FB: Street-based-comic-fragile-soul-inexpert-but-precocious!

Pros: Hoo boy. This one’s a bit tough to dissect, because it has so much that I really love, AND YET…it’s the only one of these that, in retrospect, doesn’t work for me.

As a rendition of E-Merl, I think it’s great. In fact, it might be the best thing we did to present him in the last year or two of the series. He starts out performing for the masses (as he did here). His early lines fit the “hey, I’m awesome” cadence of a rap battle as well as the way performing magicians talk themselves up. Then he gets more and more self-deprecating until someone else displaces him. He’s deaf to the new contender’s veiled praise for him, but he picks up on that person’s pretty obvious depression. And his usual insecurity fades as he realizes it’s up to him to save the tone of this performance…and the only way to do it is to get positive about himself. So he does. What seemed impossible for him becomes easy, because his friend needs him to do it. I find that moving, even now. And the closing joke is my favorite line.

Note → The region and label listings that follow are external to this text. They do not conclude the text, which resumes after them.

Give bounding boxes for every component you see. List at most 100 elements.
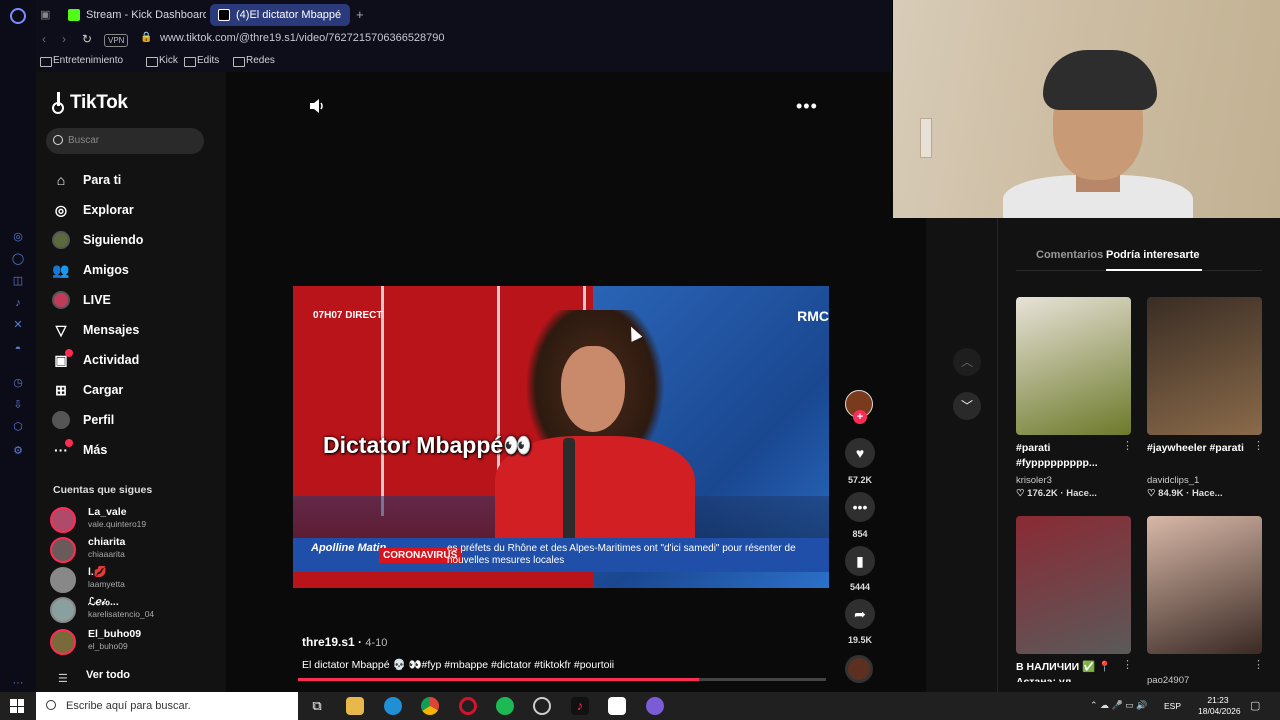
- avatar: [50, 629, 76, 655]
- discord-app-icon[interactable]: [646, 697, 664, 715]
- suggested-video-title[interactable]: #jaywheeler #parati: [1147, 441, 1257, 456]
- notifications-icon[interactable]: ▢: [1250, 699, 1260, 712]
- more-options-icon[interactable]: ⋮: [1253, 658, 1264, 671]
- tiktok-logo[interactable]: TikTok: [52, 92, 128, 114]
- vpn-badge[interactable]: VPN: [104, 34, 129, 47]
- nav-item-siguiendo[interactable]: Siguiendo: [50, 228, 210, 252]
- suggested-video-title[interactable]: В НАЛИЧИИ ✅ 📍 Астана: ул...: [1016, 660, 1126, 682]
- opera-logo-icon[interactable]: [10, 8, 26, 24]
- nav-item-perfil[interactable]: Perfil: [50, 408, 210, 432]
- following-item[interactable]: La_vale vale.quintero19: [50, 506, 220, 534]
- active-tab-indicator: [1106, 269, 1202, 271]
- spotify-icon[interactable]: [496, 697, 514, 715]
- url-field[interactable]: www.tiktok.com/@thre19.s1/video/76272157…: [160, 32, 445, 44]
- bookmark-entretenimiento[interactable]: Entretenimiento: [40, 55, 123, 67]
- nav-item-para-ti[interactable]: ⌂ Para ti: [50, 168, 210, 192]
- more-icon[interactable]: ···: [11, 676, 25, 690]
- volume-icon[interactable]: [308, 98, 326, 114]
- tiktok-app-icon[interactable]: ♪: [571, 697, 589, 715]
- instagram-icon[interactable]: ◫: [11, 274, 25, 288]
- tab-comments[interactable]: Comentarios: [1036, 249, 1103, 261]
- lock-icon[interactable]: 🔒: [140, 32, 152, 43]
- tab-kick-dashboard[interactable]: Stream - Kick Dashboard: [60, 4, 206, 26]
- new-tab-button[interactable]: +: [356, 7, 364, 22]
- suggested-video-user[interactable]: krisoler3: [1016, 475, 1052, 486]
- save-button[interactable]: ▮: [845, 546, 875, 576]
- avatar: [50, 567, 76, 593]
- tab-tiktok-video[interactable]: (4)El dictator Mbappé: [210, 4, 350, 26]
- nav-label: Actividad: [83, 353, 140, 367]
- following-item[interactable]: l.💋 laamyetta: [50, 566, 220, 594]
- suggested-video-thumbnail[interactable]: [1147, 516, 1262, 654]
- bookmark-edits[interactable]: Edits: [184, 55, 219, 67]
- like-button[interactable]: ♥: [845, 438, 875, 468]
- reload-icon[interactable]: ↻: [82, 32, 92, 46]
- see-all-link[interactable]: Ver todo: [86, 669, 130, 681]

Plus, that “Supercalifragilisticexpialidocious” rhythm is unstoppable. Whenever E-Merl has the mic, this is our most singable, danceable “rap.”

And…I like the idea behind Gravedust’s performance. It’s got a bit of “Friends, Romans, countrymen…” to it, in that he praises what he seems to dis and disses what he seems to praise. While E-Merl’s insecurities were all over his surface at this point in his development, Gravedust’s were more hidden…but they were also on a grander scale than E-Merl’s, and there were key moments when Gravedust teetered on the edge of utter despair. This “battle of the self-owns” acknowledges this and has a little more weight as a result. It subverts, even reverses, this duo’s usual dynamic.

Cons: But if Harky-Penk made the mistake of sticking too close to the source material, this one strays a little too far. It’s rare to see a version of Gravedust who’s this melancholy when there’s been no outside event to provoke it. So without some lead-in scene to justify his mood—maybe meeting a dwarf at the marketplace who’s fled Iver’s regime and is now getting painful surgery to pass for human?—he just reads as kind of “off model” here.

The rhythm on Gravedust’s side is also difficult to parse. I think I was nodding to his stand-up history and the spoken-word poetry he’d sometimes use when laying spirits to rest. But it shakes out as kind of a “minor-key national anthem” with all the “Gastonians,” which hardly works for him. It’d be more emotionally appropriate for him to be addressing the Savasi, but that’d bring more confusion about where and how this is supposed to be happening.

The elevator pitch here was for E-Merl and Gravedust to try rap battling and both fail at it. But that doesn’t quite work either, due to their wildly different energy levels and the fact that E-Merl never disses Gravedust once. It ends up feeling, rather, like they fail at completely different tasks before E-Merl comes back and succeeds at his. Yeah, go ahead and save this one, E-Merl, it really does need you!